Par ailleurs, la foi chrétienne authentique ne nous situe pas seulement dans une intimité personnelle avec le Seigneur. À la proposition de Josué, c’est le peuple tout entier qui répond et s’engage, d’une seule voix. De même, quand Pierre répond à la question de Jésus, il le fait au nom des Douze, en tant que prince du collège des apôtres. Il ne répond pas en « je », mais en « nous ». Il en va de même pour nous, frères : la foi que nous confessons, celle dans laquelle nous sommes baptisés, ne vient pas de nous. Elle est la foi de l’Église, que nous nous approprions. Au jour de notre profession de foi, nous nous sommes avancés devant l’assemblée chrétienne, et nous avons professé la foi de l’Église. Ainsi, lorsque nous répondons à la proposition qui nous est faite, lorsque nous nous engageons dans l’Alliance, nous nous inscrivons dans un cadre ecclésial, nous nous reconnaissons membres du corps du Christ, comme Paul l’écrivait aussi aux Éphésiens. La conséquence de la nature ecclésiale de notre réponse à l’appel du Seigneur à nous positionner pour lui a été clairement vue par Karl Barth. Ce grand théologien suisse, à qui le refus radical du nazisme a provoqué de sérieux ennuis, a montré comment la foi transformait la vie du croyant dans le monde : « tant que la foi n’est qu’une sorte d’aimable tour d’ivoire qui dispense le croyant de penser à autrui, tant qu’elle lui offre une sorte d’alibi facile et fait de lui un double, elle n’est pas authentique. (…) À quoi servirait-il à un homme de parler et de confesser sa foi dans le langage le plus fort qui puisse être, s’il n’a pas la charité ? Confesser sa foi, témoigner, est un acte étroitement lié à la vie. Croire, c’est être appelé à payer de sa personne. Tout dépend de là[1]. » 

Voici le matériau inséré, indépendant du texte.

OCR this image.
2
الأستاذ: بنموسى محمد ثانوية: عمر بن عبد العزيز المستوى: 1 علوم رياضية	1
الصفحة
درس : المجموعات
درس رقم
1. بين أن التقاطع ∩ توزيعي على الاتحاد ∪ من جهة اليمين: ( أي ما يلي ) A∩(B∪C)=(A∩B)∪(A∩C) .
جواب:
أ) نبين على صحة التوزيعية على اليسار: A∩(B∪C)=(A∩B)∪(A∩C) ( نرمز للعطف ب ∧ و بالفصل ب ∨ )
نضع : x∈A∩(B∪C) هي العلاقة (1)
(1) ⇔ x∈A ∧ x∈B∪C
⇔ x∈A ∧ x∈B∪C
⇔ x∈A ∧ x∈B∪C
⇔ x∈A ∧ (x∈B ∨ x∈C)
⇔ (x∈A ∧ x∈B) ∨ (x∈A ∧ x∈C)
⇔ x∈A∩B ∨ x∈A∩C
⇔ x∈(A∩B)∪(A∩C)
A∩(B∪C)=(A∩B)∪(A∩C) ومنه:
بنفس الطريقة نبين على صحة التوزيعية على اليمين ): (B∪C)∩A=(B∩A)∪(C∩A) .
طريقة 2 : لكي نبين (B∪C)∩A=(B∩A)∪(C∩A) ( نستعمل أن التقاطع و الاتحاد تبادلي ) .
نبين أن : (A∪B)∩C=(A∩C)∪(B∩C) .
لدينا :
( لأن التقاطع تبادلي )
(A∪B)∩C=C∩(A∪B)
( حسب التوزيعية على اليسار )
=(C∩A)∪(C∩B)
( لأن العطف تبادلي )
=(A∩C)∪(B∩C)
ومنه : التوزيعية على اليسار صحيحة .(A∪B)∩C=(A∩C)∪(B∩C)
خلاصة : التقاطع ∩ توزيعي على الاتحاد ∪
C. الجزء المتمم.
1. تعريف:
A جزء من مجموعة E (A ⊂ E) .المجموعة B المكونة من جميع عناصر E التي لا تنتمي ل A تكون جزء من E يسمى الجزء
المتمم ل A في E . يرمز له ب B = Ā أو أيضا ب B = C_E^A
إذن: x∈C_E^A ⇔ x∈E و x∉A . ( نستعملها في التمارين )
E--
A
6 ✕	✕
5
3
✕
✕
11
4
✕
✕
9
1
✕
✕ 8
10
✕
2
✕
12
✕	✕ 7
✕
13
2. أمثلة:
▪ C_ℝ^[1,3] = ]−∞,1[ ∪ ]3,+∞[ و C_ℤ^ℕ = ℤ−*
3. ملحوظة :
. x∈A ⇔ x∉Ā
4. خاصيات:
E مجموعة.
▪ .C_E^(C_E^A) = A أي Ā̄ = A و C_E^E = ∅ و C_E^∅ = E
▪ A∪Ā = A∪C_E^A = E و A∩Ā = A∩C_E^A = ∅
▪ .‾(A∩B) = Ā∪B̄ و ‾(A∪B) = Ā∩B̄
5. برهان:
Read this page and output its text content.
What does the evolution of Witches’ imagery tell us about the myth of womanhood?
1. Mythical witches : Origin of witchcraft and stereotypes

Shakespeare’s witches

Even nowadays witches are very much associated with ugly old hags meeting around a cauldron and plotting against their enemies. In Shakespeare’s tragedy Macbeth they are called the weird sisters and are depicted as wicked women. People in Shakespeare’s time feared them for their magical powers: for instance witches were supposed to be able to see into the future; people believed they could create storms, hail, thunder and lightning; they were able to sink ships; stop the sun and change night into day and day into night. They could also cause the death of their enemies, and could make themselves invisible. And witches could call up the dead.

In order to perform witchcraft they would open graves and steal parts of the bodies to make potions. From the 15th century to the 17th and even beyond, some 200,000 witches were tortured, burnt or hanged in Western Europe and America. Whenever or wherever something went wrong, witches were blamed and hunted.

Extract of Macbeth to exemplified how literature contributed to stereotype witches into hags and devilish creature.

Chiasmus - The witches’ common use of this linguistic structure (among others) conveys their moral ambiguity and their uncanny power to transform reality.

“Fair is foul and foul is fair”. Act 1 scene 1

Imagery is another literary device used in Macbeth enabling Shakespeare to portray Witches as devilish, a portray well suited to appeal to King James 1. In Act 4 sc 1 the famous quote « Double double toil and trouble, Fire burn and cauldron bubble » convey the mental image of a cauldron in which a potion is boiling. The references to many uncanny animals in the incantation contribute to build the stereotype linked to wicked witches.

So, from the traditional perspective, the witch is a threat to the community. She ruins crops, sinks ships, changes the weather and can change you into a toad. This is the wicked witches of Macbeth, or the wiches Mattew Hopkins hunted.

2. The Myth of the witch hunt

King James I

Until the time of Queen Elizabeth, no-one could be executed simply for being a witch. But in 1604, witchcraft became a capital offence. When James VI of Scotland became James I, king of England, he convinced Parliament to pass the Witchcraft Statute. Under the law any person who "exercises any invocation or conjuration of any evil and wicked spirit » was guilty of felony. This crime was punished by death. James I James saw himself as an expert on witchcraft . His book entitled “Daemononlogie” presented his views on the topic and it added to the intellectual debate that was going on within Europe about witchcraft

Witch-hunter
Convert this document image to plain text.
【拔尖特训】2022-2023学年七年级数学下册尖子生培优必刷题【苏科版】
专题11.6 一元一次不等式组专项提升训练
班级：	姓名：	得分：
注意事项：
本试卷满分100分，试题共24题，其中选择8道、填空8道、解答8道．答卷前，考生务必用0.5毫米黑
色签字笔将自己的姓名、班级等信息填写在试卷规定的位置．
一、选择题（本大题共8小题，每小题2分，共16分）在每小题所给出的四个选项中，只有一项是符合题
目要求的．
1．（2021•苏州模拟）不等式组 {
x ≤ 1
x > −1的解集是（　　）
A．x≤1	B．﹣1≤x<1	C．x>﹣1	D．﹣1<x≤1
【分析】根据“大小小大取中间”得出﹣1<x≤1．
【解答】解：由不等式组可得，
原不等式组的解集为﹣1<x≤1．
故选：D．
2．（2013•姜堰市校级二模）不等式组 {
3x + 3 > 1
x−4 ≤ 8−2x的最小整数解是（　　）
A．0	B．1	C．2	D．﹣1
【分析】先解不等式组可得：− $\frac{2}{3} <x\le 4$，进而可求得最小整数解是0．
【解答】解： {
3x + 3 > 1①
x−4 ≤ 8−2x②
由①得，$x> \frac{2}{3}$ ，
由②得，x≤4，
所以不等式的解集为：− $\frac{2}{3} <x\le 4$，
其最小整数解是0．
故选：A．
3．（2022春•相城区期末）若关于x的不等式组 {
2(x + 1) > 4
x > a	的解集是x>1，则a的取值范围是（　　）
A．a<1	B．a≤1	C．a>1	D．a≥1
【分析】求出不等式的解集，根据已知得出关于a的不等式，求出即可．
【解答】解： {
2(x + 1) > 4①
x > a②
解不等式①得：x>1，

Frères et Sœurs, nous allons redire dans quelques instants le Credo. Ce faisant, nous professerons la foi de l’Église et nous rendrons plus étroite la communion de l’Église, qui culminera dans la communion au Corps du Christ. 1721 pages, disais-je. C’est qu’il fallait toute la Bible pour raconter l’histoire de la décision de la foi. Il faut souvent une vie entière pour poser cette décision. Mais cela commence aujourd’hui, maintenant, sans tarder. L’appel est lancé, puisse notre réponse reprendre les mots de Pierre : « Seigneur, à qui irions-nous ? Tu as les paroles de la vie éternelle. » 


[1] Karl Barth, Esquisse d’une dogmatique, Delachaux & Niestlé S.A., 1968, p.47.